2. Based on a physiologically structured population model using the European perch (Perca fluviatilis), analysis was performed on how prey density (bream, Abramis brama), initial size differences in the young-of-the-year (YOY) age cohort of the predator, and phenology (time-gap in hatching of predator and prey) influence the size structure of the predator cohort.
3. In relation to the seasonality of reproduction, the match situation of the predator–prey system occurred when perch hatched earlier than bream and when no gape-size limitations existed, leading to decreased size divergence in the predator age cohort. Decreased size divergence was also found when bream hatched much earlier than perch, preventing perch predation on bream occurring, which, in turn, increased the competitive interaction of the perch with bream for the common prey, zooplankton; i.e. the mismatch situation in which also the mean size of the age cohort of the predator decreased.

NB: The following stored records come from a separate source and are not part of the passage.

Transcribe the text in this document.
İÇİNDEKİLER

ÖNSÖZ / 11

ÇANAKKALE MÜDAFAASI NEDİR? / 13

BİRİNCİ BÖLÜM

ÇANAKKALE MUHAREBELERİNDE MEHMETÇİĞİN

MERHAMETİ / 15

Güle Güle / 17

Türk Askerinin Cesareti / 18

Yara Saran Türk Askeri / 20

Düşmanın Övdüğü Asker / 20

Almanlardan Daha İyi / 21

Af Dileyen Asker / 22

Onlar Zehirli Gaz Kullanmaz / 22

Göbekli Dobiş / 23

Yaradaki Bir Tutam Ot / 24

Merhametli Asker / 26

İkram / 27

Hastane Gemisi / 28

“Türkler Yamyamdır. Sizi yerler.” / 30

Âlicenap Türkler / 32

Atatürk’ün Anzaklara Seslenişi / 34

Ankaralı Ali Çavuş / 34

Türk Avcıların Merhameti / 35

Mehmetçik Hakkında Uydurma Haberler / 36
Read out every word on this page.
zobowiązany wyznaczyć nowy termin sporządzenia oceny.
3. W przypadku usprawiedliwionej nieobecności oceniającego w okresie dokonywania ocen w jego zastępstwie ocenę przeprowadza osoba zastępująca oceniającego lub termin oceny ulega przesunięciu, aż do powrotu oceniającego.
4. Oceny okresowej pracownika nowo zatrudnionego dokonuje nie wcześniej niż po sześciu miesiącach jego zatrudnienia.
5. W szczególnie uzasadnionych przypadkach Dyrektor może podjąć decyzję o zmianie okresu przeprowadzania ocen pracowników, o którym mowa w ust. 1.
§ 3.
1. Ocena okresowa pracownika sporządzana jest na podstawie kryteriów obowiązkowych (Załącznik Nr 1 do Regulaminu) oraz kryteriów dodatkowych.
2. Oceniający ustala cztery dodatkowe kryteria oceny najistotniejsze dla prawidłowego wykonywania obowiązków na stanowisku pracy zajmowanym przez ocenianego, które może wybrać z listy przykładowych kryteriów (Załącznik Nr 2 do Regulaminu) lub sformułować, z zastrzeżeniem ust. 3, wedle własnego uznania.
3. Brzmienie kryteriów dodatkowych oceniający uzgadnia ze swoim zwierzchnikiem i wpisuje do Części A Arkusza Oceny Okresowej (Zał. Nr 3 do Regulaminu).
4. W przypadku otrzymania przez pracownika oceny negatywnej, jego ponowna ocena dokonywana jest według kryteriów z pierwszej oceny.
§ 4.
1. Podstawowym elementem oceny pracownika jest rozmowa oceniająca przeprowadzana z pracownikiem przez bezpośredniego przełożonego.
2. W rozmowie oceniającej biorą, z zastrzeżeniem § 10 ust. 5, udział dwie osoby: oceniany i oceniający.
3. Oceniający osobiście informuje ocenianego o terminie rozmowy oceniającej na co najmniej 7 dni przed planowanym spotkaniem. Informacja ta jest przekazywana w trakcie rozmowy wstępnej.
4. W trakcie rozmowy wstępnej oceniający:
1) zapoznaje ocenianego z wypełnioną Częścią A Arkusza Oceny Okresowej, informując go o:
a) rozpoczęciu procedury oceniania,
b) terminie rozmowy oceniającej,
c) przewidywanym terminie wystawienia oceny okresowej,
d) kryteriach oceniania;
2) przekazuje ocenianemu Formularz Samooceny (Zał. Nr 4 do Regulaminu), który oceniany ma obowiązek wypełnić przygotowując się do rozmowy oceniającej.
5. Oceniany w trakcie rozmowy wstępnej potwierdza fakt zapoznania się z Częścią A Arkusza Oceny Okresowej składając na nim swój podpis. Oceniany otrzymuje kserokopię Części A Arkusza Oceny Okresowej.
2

4. In between the total match and the mismatch, however, only the largest individuals of the perch age cohort were able to prey on the bream, while smaller conspecifics got trapped in competition with each other and with bream for zooplankton, leading to enlarged differences in growth that increased size divergence.
5. The modelling results were combined with 7 years of field data in a lake, where large differences in the length-frequency distribution of YOY perch were observed after their first summer. These field data corroborate that phenology and prey density per predator are important mechanisms in determining size differences within the YOY age cohort of the predator.
6. The results demonstrate that the switch between competitive interactions and a predator–prey relationship depended on phenology. This resulted in pronounced size differences in the YOY age cohort, which had far-reaching consequences for the entire predator population.